6. Так подходим мы к последнему смыслу и «оправданию» литургического дуализма первохристианства. Мы говорили выше, что новый культ, будучи по самой своей природе свидетельством о совершившемся пришествии и явлении Мессии, об исполнении образов и обетований Ветхого Завета, как бы постулировал старый культ, без которого он не может по настоящему и по сущности своей быть новым и именно как вечноновым, а не только в хронологическом смысле, новым по самой своей природе. Теперь мы можем пойти дальше. Мы можем сказать, что именно эсхатологизм нового культа, в свою очередь, постулирует старый культ, как богослужение времени. Ибо сама эта эсхатология соотносительна с временем, только по отношению к нему и может быть до конца и по настоящему эсхатологией, то есть явлением и актуализацией (eshaton).

Церковь оставлена в мире, чтобы своей эсхатологической полнотой спасать его, — парусией, то есть пришествием, присутствием и ожиданием Христа просвещать, судить и осмысливать его жизнь, его историю, то есть его время. Если бы Церковь была спасением от мира, то ее новый культ был бы достаточен, больше того, он был бы единственным содержанием и целью всей жизни Церкви. Так понимаемая мироотвергающая эсхатология, возможно, и разделялась отдельными христианами («да приидет Царствие Твое и да прейдет мир сей» в Дидахи). Но даже и эти, уже не столько эсхатологические, сколько апокалиптические настроения не угашали в христианах сознания того, что Церковь оставлена в мире сем с миссией, и что именно об этой миссии — «смерть Господню возвещать, воскресение Его исповедывать» — свидетельствует на нее христиан как бы «обрекает» Таинство самой Церкви в которой Она актуализирует себя, как явление нового эона, новая жизни в парусии Господа. «Мир сей» прейдет, Господь воцарится во славе. Церковь ждет этого исполнения времени, устремлена к этой последней победе. Но ожидание это не пассивное состояние, а ответственное служение в «мире сем поступать как Он». Это время Церкви. И только теперь, в осознанной конечности его, с одной стороны, а с другой — пронизанности светом и силой Царства, время приобретает весь свой смысл, и мир, «образ которого проходит», уже обречен на бессмысленное исчезновение в это текучее небытие.
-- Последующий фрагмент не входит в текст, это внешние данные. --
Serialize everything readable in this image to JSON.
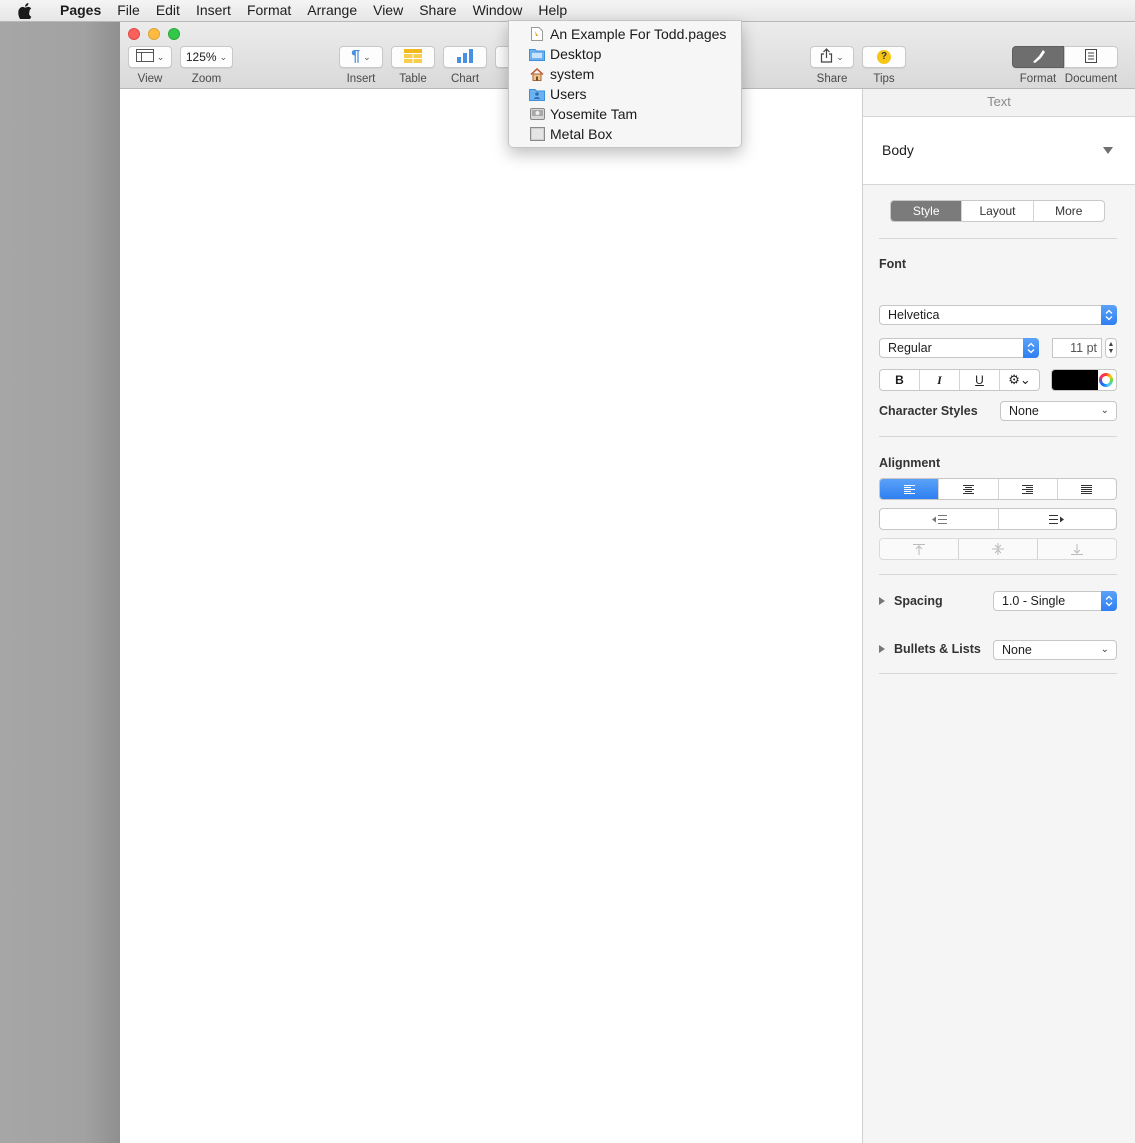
{
  "menubar": {
    "app_name": "Pages",
    "items": [
      "File",
      "Edit",
      "Insert",
      "Format",
      "Arrange",
      "View",
      "Share",
      "Window",
      "Help"
    ]
  },
  "toolbar": {
    "view_label": "View",
    "zoom_value": "125%",
    "zoom_label": "Zoom",
    "insert_label": "Insert",
    "table_label": "Table",
    "chart_label": "Chart",
    "share_label": "Share",
    "tips_label": "Tips",
    "format_label": "Format",
    "document_label": "Document"
  },
  "window_menu": {
    "items": [
      {
        "label": "An Example For Todd.pages",
        "icon": "pages-document-icon"
      },
      {
        "label": "Desktop",
        "icon": "folder-icon"
      },
      {
        "label": "system",
        "icon": "home-icon"
      },
      {
        "label": "Users",
        "icon": "users-folder-icon"
      },
      {
        "label": "Yosemite Tam",
        "icon": "hard-drive-icon"
      },
      {
        "label": "Metal Box",
        "icon": "disk-icon"
      }
    ]
  },
  "inspector": {
    "header": "Text",
    "paragraph_style": "Body",
    "tabs": [
      "Style",
      "Layout",
      "More"
    ],
    "selected_tab": "Style",
    "font": {
      "label": "Font",
      "family": "Helvetica",
      "typeface": "Regular",
      "size": "11 pt",
      "buttons": [
        "B",
        "I",
        "U"
      ],
      "color": "#000000"
    },
    "character_styles": {
      "label": "Character Styles",
      "value": "None"
    },
    "alignment": {
      "label": "Alignment",
      "selected": "left"
    },
    "spacing": {
      "label": "Spacing",
      "value": "1.0 - Single"
    },
    "bullets": {
      "label": "Bullets & Lists",
      "value": "None"
    }
  },
  "colors": {
    "accent_blue": "#2f7ff2",
    "selected_segment": "#7b7b7b"
  }
}
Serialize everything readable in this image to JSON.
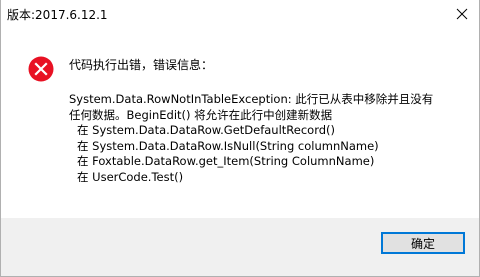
{
  "window": {
    "title": "版本:2017.6.12.1",
    "close_icon": "close-icon"
  },
  "message": {
    "icon": "error-icon",
    "icon_color": "#e81123",
    "heading": "代码执行出错，错误信息：",
    "lines": [
      "System.Data.RowNotInTableException: 此行已从表中移除并且没有",
      "任何数据。BeginEdit() 将允许在此行中创建新数据",
      "在 System.Data.DataRow.GetDefaultRecord()",
      "在 System.Data.DataRow.IsNull(String columnName)",
      "在 Foxtable.DataRow.get_Item(String ColumnName)",
      "在 UserCode.Test()"
    ]
  },
  "footer": {
    "ok_label": "确定",
    "accent": "#0078d7"
  }
}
Поэтому как Церковь, будучи «не от мира сего», пребывает в нем и ради него, так и то Таинство которым созидается и актуализируется Церковь, в котором вечно осуществляется ее тождественность с Телом Христовым, и, следовательно, с новым эоном, не уничтожает и не обессмысливает времени, но, будучи по существу преодолением времени и выходом из него, в нем совершается, его наполняет новым смыслом.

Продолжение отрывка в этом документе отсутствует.